La colère est montée ce lundi aux portes de cette mine de charbon du Heilongjiang, pourtant en théorie l'une des plus sécurisée du pays.

Devant les grilles, les familles qui se sont regroupées dans un froid polaire dénoncaient le silence des responsables de la mine, plus de 48 heures après la catastrophe. « On croyait que la mine était sûre, que s'est-il passé ?... » Des explications que le directeur de l'entreprise a bien du mal à donner.

Bien qu'il s'agisse d'une mine autorisée, détenue par des capitaux publics de la province, les premiers éléments de l'enquête font apparaître des failles dans les système de contrôle de cette exploitation minière. Les responsables immédiats ont déja été suspendus de leurs fonctions, mais cela n'a pas appaisé la tension. On parle de corruption et d'arrangements entre les dirigeants de la mine et les autorités politiques pour réduire les coûts liés à la sécurité.
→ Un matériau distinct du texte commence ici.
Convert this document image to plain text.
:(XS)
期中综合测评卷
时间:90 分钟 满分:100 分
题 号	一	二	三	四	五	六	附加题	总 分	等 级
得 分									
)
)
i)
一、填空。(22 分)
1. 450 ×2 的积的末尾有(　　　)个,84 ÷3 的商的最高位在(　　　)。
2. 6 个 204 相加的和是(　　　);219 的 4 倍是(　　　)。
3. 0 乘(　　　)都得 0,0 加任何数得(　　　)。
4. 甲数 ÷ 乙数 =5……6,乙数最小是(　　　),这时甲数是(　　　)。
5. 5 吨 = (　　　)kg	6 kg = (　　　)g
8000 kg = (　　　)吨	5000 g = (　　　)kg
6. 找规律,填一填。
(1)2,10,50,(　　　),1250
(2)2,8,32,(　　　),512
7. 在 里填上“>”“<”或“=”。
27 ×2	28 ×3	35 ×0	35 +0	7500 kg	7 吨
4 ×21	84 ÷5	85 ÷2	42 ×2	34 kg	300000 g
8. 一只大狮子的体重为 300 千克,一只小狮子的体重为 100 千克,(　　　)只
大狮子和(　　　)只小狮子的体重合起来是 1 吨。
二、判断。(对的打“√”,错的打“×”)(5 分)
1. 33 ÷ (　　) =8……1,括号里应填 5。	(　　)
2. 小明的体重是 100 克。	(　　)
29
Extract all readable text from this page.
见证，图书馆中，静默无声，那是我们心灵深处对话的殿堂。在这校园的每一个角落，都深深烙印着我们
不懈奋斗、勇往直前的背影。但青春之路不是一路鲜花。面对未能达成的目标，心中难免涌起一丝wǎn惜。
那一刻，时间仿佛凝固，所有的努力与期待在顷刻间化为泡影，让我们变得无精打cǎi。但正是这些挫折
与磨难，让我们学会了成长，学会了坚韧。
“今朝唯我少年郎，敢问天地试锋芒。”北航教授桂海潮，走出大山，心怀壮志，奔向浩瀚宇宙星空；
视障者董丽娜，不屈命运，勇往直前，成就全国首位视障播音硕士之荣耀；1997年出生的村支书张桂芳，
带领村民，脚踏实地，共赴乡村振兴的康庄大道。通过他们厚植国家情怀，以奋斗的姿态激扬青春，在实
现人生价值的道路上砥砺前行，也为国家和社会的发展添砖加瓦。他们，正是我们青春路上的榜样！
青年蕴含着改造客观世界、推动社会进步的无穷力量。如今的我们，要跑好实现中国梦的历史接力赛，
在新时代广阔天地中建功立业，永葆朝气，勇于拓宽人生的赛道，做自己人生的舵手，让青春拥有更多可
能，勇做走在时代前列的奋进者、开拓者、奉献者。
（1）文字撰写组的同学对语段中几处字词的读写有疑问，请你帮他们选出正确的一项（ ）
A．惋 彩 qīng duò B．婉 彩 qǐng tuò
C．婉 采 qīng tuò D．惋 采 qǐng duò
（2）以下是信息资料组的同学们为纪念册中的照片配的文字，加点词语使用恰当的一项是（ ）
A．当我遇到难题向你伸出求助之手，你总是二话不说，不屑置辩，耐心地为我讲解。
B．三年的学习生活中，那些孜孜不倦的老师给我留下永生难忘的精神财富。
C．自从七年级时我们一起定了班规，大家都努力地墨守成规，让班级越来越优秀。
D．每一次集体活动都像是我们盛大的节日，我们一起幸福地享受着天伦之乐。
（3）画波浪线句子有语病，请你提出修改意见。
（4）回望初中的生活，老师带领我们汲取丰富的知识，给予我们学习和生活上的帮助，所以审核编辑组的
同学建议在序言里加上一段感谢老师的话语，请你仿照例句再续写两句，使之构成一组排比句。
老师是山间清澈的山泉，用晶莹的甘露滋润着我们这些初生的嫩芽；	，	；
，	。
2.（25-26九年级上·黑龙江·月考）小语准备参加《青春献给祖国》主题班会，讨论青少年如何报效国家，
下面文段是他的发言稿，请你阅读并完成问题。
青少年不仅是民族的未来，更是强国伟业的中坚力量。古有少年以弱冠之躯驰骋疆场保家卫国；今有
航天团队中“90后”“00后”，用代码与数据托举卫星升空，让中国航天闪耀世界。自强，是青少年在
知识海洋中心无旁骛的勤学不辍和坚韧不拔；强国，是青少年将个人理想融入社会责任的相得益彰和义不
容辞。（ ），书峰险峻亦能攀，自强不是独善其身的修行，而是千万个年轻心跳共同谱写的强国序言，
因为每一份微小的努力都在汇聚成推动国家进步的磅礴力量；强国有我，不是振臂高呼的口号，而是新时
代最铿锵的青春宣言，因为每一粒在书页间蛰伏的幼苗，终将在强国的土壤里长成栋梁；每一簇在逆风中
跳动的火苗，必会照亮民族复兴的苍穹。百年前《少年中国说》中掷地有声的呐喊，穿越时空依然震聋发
Le gouverneur de la province, Li Zhanshu, reconnaissait lui-même, ce lundi, une faute de la part des responsables de la province. « La croissance chinoise ne peut se faire au prix du sang des travailleurs ». Le gouvernement a pourtant engagé depuis quelques années une vaste réforme du secteur minier, avec la fermeture de milliers de puits jugés trop dangereux.

Mais les responsables locaux contournent facilement ces interdits, surtout en période de forte demande de charbon, comme c'est le cas en ce moment avec l'arrivée de l'hiver.